Le problème de la surpopulation
Le problème principal est simple : trop de personnes ayant accès. American Express a étendu de manière agressive l’adhésion à la carte Platinum, ajouté des avantages de salon aux cartes premium Delta et n’a pas réussi à plafonner efficacement l’accès. Cette augmentation du nombre d’utilisateurs a coïncidé avec une évolution post-pandémique vers les voyages de loisirs et des lignes de sécurité imprévisibles dans les aéroports, poussant encore plus de passagers vers les salons plus tôt. Le résultat ? Scènes de voyageurs dormant dans les entrées en attendant que l’espace s’ouvre.
De la poitrine au buffet : le déclin de la nourriture
Les premiers salons Centurion se distinguaient par une restauration de haute qualité. Le site de Dallas – Fort Worth présentait la poitrine de Dean Fearing, tandis que New York LaGuardia s’est associé à des chefs étoilés Michelin comme Cedric Vongerichten et Christopher Kostow pour offrir des expériences culinaires véritablement haut de gamme. Aujourd’hui, ces normes ont disparu. Les pâtes trop cuites et les buffets fades ont remplacé la nourriture autrefois exceptionnelle, reflétant une tendance plus large à la réduction des coûts.
Un modèle économique brisé
American Express a augmenté les frais annuels de la carte tout en restreignant l’accès (plus d’invités gratuits à moins que vous ne dépensiez 75 000 $ par an, limites d’entrée avant le vol). Pourtant, ces changements n’ont pas endigué l’affluence, car la société continue d’émettre davantage de cartes premium. Cela crée une structure d’incitation perverse dans laquelle l’exclusivité diminue même si les prix augmentent.
La concurrence rattrape son retard
La montée en puissance des salons de Capital One et Chase a encore davantage mis en évidence le déclin de Centurion. Ces salons plus récents offrent souvent de meilleurs équipements et des frais annuels inférieurs, éloignant ainsi les voyageurs du produit Amex autrefois dominant. Même les salons traditionnels des compagnies aériennes, comme les American Airlines Admirals Clubs et les Delta Sky Clubs, sont désormais préférés par beaucoup pour leur nourriture de qualité supérieure et leur qualité plus constante.
Le paradoxe de l’accès Premium
L’histoire de Centurion Lounges est une mise en garde contre l’érosion de l’exclusivité.
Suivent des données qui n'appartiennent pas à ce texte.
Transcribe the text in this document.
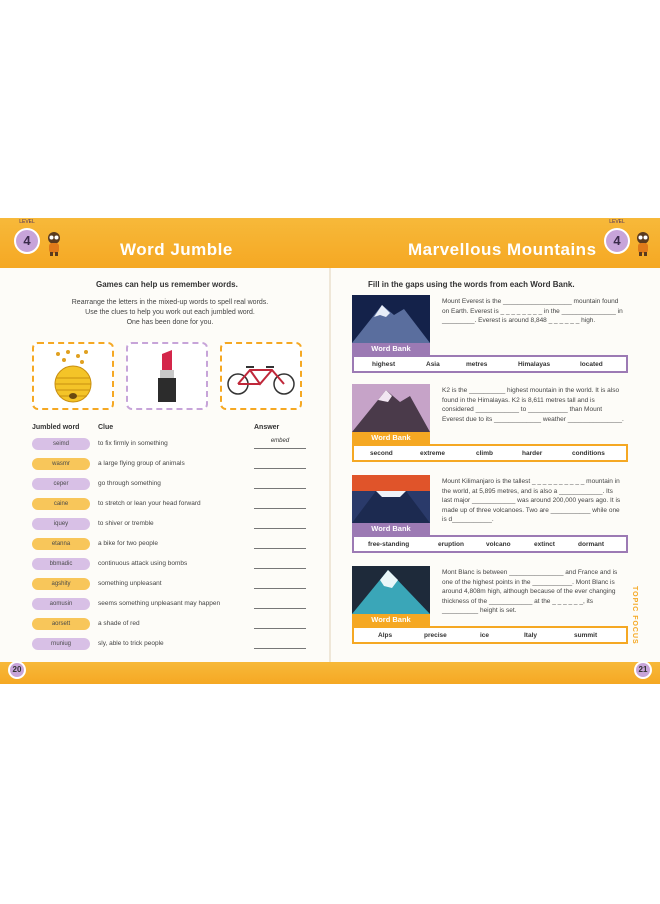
4
LEVEL
Word Jumble	Marvellous Mountains	4
LEVEL
Games can help us remember words.
Rearrange the letters in the mixed-up words to spell real words.
Use the clues to help you work out each jumbled word.
One has been done for you.
Jumbled word	Clue	Answer
seimd	to fix firmly in something	embed
wasmr	a large flying group of animals
ceper	go through something
caine	to stretch or lean your head forward
iquey	to shiver or tremble
etanna	a bike for two people
bbmadic	continuous attack using bombs
agshity	something unpleasant
aomusin	seems something unpleasant may happen
aorsett	a shade of red
rnuniug	sly, able to trick people
Fill in the gaps using the words from each Word Bank.
Mount Everest is the ___________________ mountain found on Earth. Everest is _ _ _ _ _ _ _ _ in the _______________ in _________. Everest is around 8,848 _ _ _ _ _ _ high.
Word Bank
highest	Asia	metres	Himalayas	located
K2 is the __________ highest mountain in the world. It is also found in the Himalayas. K2 is 8,611 metres tall and is considered ____________ to ___________ than Mount Everest due to its _____________ weather _______________.
Word Bank
second	extreme	climb	harder	conditions
Mount Kilimanjaro is the tallest _ _ _ _ _ _ _ _ _ _ mountain in the world, at 5,895 metres, and is also a ____________. Its last major ____________ was around 200,000 years ago. It is made up of three volcanoes. Two are ___________ while one is d___________.
Word Bank
free-standing	eruption	volcano	extinct	dormant
Mont Blanc is between _______________ and France and is one of the highest points in the ___________. Mont Blanc is around 4,808m high, although because of the ever changing thickness of the ____________ at the _ _ _ _ _ _, its __________ height is set.
Word Bank
Alps	precise	ice	Italy	summit	TOPIC FOCUS
20	21
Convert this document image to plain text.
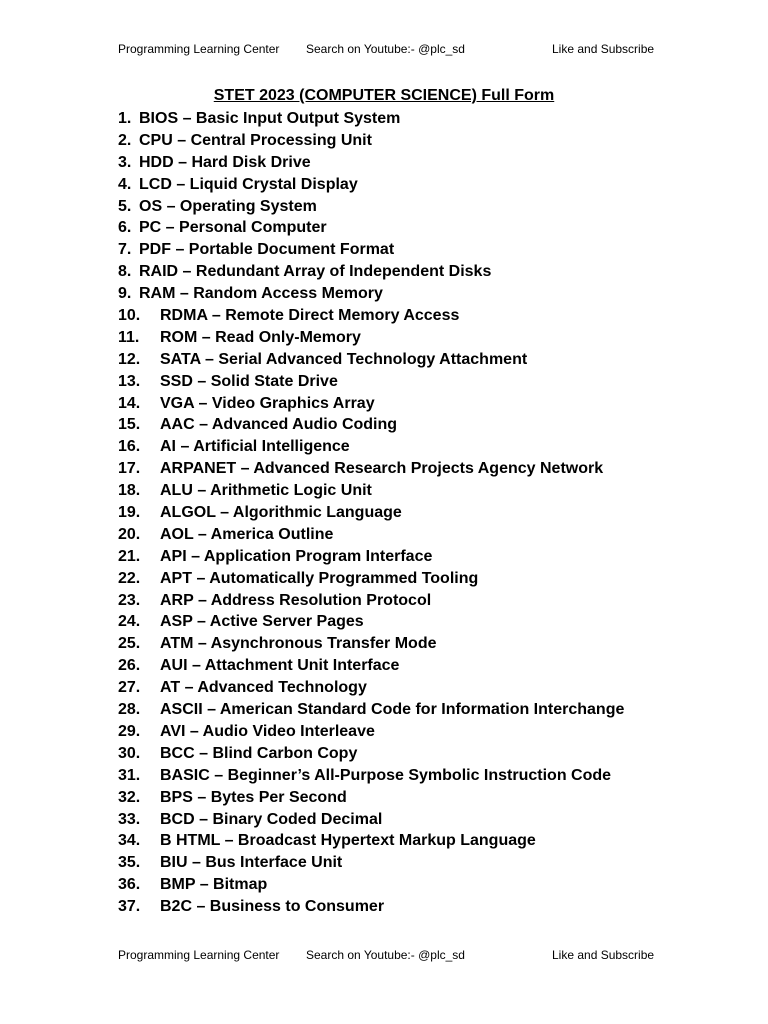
Programming Learning Center Search on Youtube:- @plc_sd	Like and Subscribe
STET 2023 (COMPUTER SCIENCE) Full Form
1. BIOS – Basic Input Output System
2. CPU – Central Processing Unit
3. HDD – Hard Disk Drive
4. LCD – Liquid Crystal Display
5. OS – Operating System
6. PC – Personal Computer
7. PDF – Portable Document Format
8. RAID – Redundant Array of Independent Disks
9. RAM – Random Access Memory
10. RDMA – Remote Direct Memory Access
11. ROM – Read Only-Memory
12. SATA – Serial Advanced Technology Attachment
13. SSD – Solid State Drive
14. VGA – Video Graphics Array
15. AAC – Advanced Audio Coding
16. AI – Artificial Intelligence
17. ARPANET – Advanced Research Projects Agency Network
18. ALU – Arithmetic Logic Unit
19. ALGOL – Algorithmic Language
20. AOL – America Outline
21. API – Application Program Interface
22. APT – Automatically Programmed Tooling
23. ARP – Address Resolution Protocol
24. ASP – Active Server Pages
25. ATM – Asynchronous Transfer Mode
26. AUI – Attachment Unit Interface
27. AT – Advanced Technology
28. ASCII – American Standard Code for Information Interchange
29. AVI – Audio Video Interleave
30. BCC – Blind Carbon Copy
31. BASIC – Beginner’s All-Purpose Symbolic Instruction Code
32. BPS – Bytes Per Second
33. BCD – Binary Coded Decimal
34. B HTML – Broadcast Hypertext Markup Language
35. BIU – Bus Interface Unit
36. BMP – Bitmap
37. B2C – Business to Consumer
Programming Learning Center Search on Youtube:- @plc_sd	Like and Subscribe
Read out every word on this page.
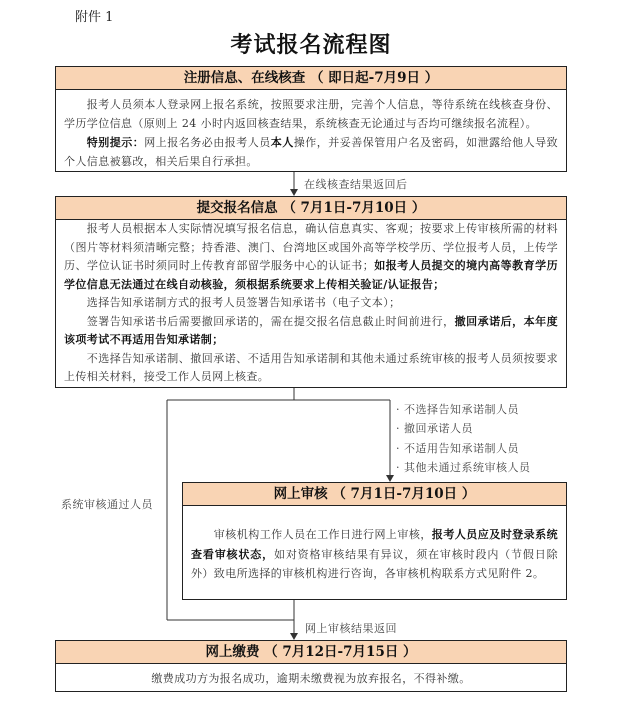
附件 1
考试报名流程图
注册信息、在线核查 （ 即日起-7月9日 ）

报考人员须本人登录网上报名系统，按照要求注册，完善个人信息，等待系统在线核查身份、学历学位信息（原则上 24 小时内返回核查结果，系统核查无论通过与否均可继续报名流程）。

特别提示：网上报名务必由报考人员本人操作，并妥善保管用户名及密码，如泄露给他人导致个人信息被篡改，相关后果自行承担。

在线核查结果返回后
提交报名信息 （ 7月1日-7月10日 ）

报考人员根据本人实际情况填写报名信息，确认信息真实、客观；按要求上传审核所需的材料（图片等材料须清晰完整；持香港、澳门、台湾地区或国外高等学校学历、学位报考人员，上传学历、学位认证书时须同时上传教育部留学服务中心的认证书；如报考人员提交的境内高等教育学历学位信息无法通过在线自动核验，须根据系统要求上传相关验证/认证报告；

选择告知承诺制方式的报考人员签署告知承诺书（电子文本）；

签署告知承诺书后需要撤回承诺的，需在提交报名信息截止时间前进行，撤回承诺后，本年度该项考试不再适用告知承诺制；

不选择告知承诺制、撤回承诺、不适用告知承诺制和其他未通过系统审核的报考人员须按要求上传相关材料，接受工作人员网上核查。

· 不选择告知承诺制人员
· 撤回承诺人员
· 不适用告知承诺制人员
· 其他未通过系统审核人员
系统审核通过人员
网上审核 （ 7月1日-7月10日 ）

审核机构工作人员在工作日进行网上审核，报考人员应及时登录系统查看审核状态，如对资格审核结果有异议，须在审核时段内（节假日除外）致电所选择的审核机构进行咨询，各审核机构联系方式见附件 2。

网上审核结果返回
网上缴费 （ 7月12日-7月15日 ）

缴费成功方为报名成功，逾期未缴费视为放弃报名，不得补缴。
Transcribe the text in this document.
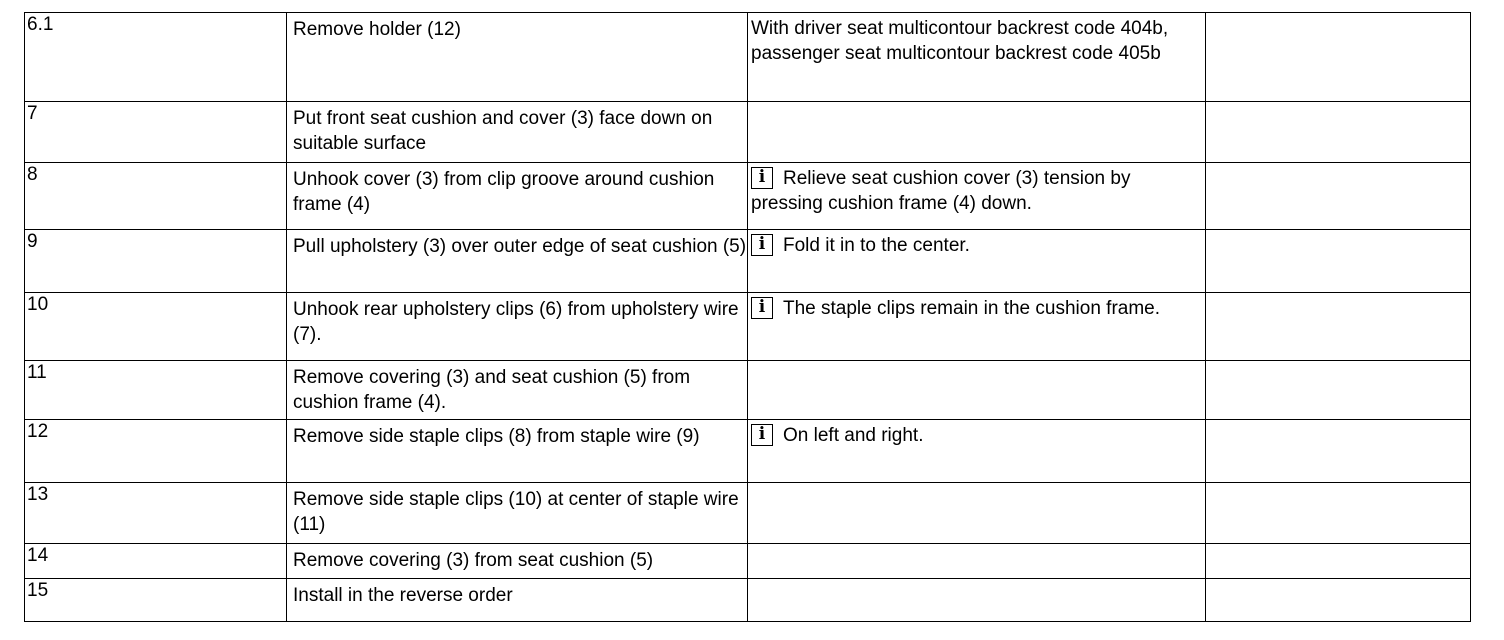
6.1	Remove holder (12)	With driver seat multicontour backrest code 404b, passenger seat multicontour backrest code 405b	
7	Put front seat cushion and cover (3) face down on suitable surface		
8	Unhook cover (3) from clip groove around cushion frame (4)	i Relieve seat cushion cover (3) tension by pressing cushion frame (4) down.	
9	Pull upholstery (3) over outer edge of seat cushion (5)	i Fold it in to the center.	
10	Unhook rear upholstery clips (6) from upholstery wire (7).	i The staple clips remain in the cushion frame.	
11	Remove covering (3) and seat cushion (5) from cushion frame (4).		
12	Remove side staple clips (8) from staple wire (9)	i On left and right.	
13	Remove side staple clips (10) at center of staple wire (11)		
14	Remove covering (3) from seat cushion (5)		
15	Install in the reverse order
L’élargissement de l’accès à un produit haut de gamme dégrade inévitablement l’expérience, transformant un avantage autrefois convoité en une autre salle d’attente bondée. Le désir de mobilité ascendante et d’inclusion plus large a ironiquement rendu ces espaces moins élitistes, s’adressant aux masses tout en perdant leur attrait pour une poignée de snobs.
L’objectif fondamental d’un salon d’aéroport est d’éviter l’attente dans le terminal. Lorsqu’il y a des files d’attente pour entrer dans le salon, sa fonction principale échoue.
Malgré cette tendance, il existe une opportunité pour les salons qui privilégient une véritable exclusivité grâce à des plafonds d’accès stricts et à une priorisation des titulaires de carte à dépenses élevées. Amex réserve déjà de l’espace aux détenteurs de la Black Card, mais même ces clients d’élite reçoivent le même mobilier et la même nourriture terne. L’avenir des salons de luxe réside peut-être dans l’acceptation de la rareté plutôt que dans la recherche d’une plus grande portée.